Music's ability to convey and cause anxiety draws a lot from the anarchic properties of noise, but it's just as wrapped up in the subtle erotics of confinement. No genre fetishizes limitations quite like techno, which embodies the frozen feeling of modern life with a hard-line formula whose strictures nonetheless proffer secrets through their in-between spaces. And no techno artist fetishizes limitations quite like The Mover, a longtime champion of the brutal bash that gives gabba its repulsive rub and masochistic allure.
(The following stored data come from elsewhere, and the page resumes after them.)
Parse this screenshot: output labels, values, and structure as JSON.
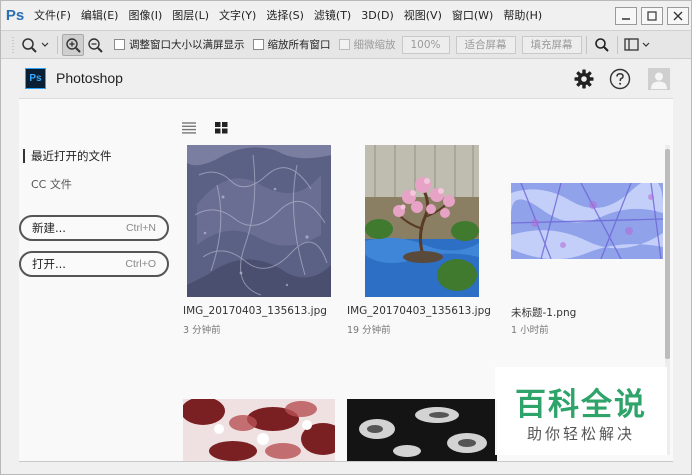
{
  "menubar": {
    "logo": "Ps",
    "items": [
      "文件(F)",
      "编辑(E)",
      "图像(I)",
      "图层(L)",
      "文字(Y)",
      "选择(S)",
      "滤镜(T)",
      "3D(D)",
      "视图(V)",
      "窗口(W)",
      "帮助(H)"
    ]
  },
  "options": {
    "resize_windows": "调整窗口大小以满屏显示",
    "zoom_all": "缩放所有窗口",
    "scrubby_zoom": "细微缩放",
    "zoom_100": "100%",
    "fit_screen": "适合屏幕",
    "fill_screen": "填充屏幕"
  },
  "header": {
    "icon_text": "Ps",
    "title": "Photoshop"
  },
  "sidebar": {
    "recent": "最近打开的文件",
    "cc_files": "CC 文件",
    "new_label": "新建...",
    "new_shortcut": "Ctrl+N",
    "open_label": "打开...",
    "open_shortcut": "Ctrl+O"
  },
  "files": [
    {
      "name": "IMG_20170403_135613.jpg",
      "time": "3 分钟前"
    },
    {
      "name": "IMG_20170403_135613.jpg",
      "time": "19 分钟前"
    },
    {
      "name": "未标题-1.png",
      "time": "1 小时前"
    }
  ],
  "watermark": {
    "title": "百科全说",
    "subtitle": "助你轻松解决"
  },
  "colors": {
    "ps_blue": "#2a6eb3",
    "ps_icon_bg": "#0a1f33",
    "ps_icon_fg": "#39a9ff",
    "watermark_green": "#2ea36a"
  }
}
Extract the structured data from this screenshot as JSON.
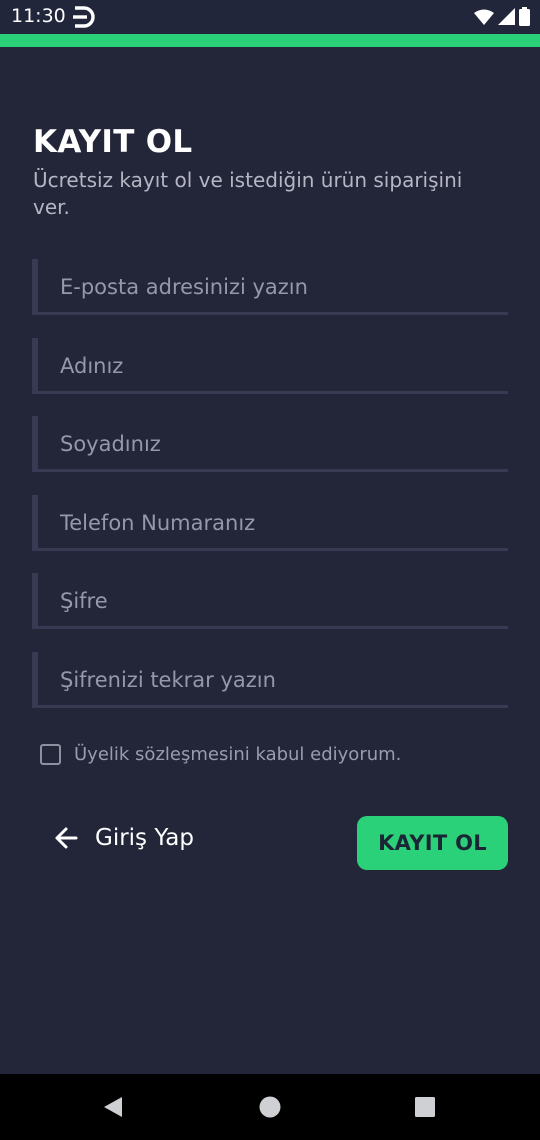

A bit more restrained than Mover-produced gloomcore classics that trace back to late-'80s Germany, Frontal Frustration makes an uneasy game of luring listeners into a sound that aggressively pushes them out. With its ceaseless four-four skulk and menacing mess of sonic weaponry, the album charts a moody stomp that alternates between a numbing moan and a visceral rush. "Down Deep And Cold" tears its uniformity neatly down its seams, employing a mix of seething rage and numbed resignation that plays out in tracks with telltale titles like "Voodoom," "Worship The End," "From A Lobotomized Mind," and "No Next Day." All the more complicated for their deceiving simplicity, The Mover's hyper-agitated mantras work much like those of Lightning Bolt, a Rhode Island art-punk duo whose confinement bleeds through its borders while flailing within them. Made with just drums and heavily processed bass, Wonderful Rainbow cooks up a ferocious din that's equal parts noisy nihilism and curiously swinging anti-funk. High points like "Assassins" and "Dracula Mountain" blare and blurt while cinching their stroboscopic squeeze ever tighter, starting with an explosive climax and stretching it out to disorienting effect. For an album that changes pace only for intensely noisy noodling, Wonderful Rainbow shows remarkable range, thanks to "talking drums" that fit the clamor into a strange sort of grammar. Merciless in its fury, the disc works like a purgative kind of drone music, transposing meditation's internal pull with a writhing external push that serves ends and beginnings just the same.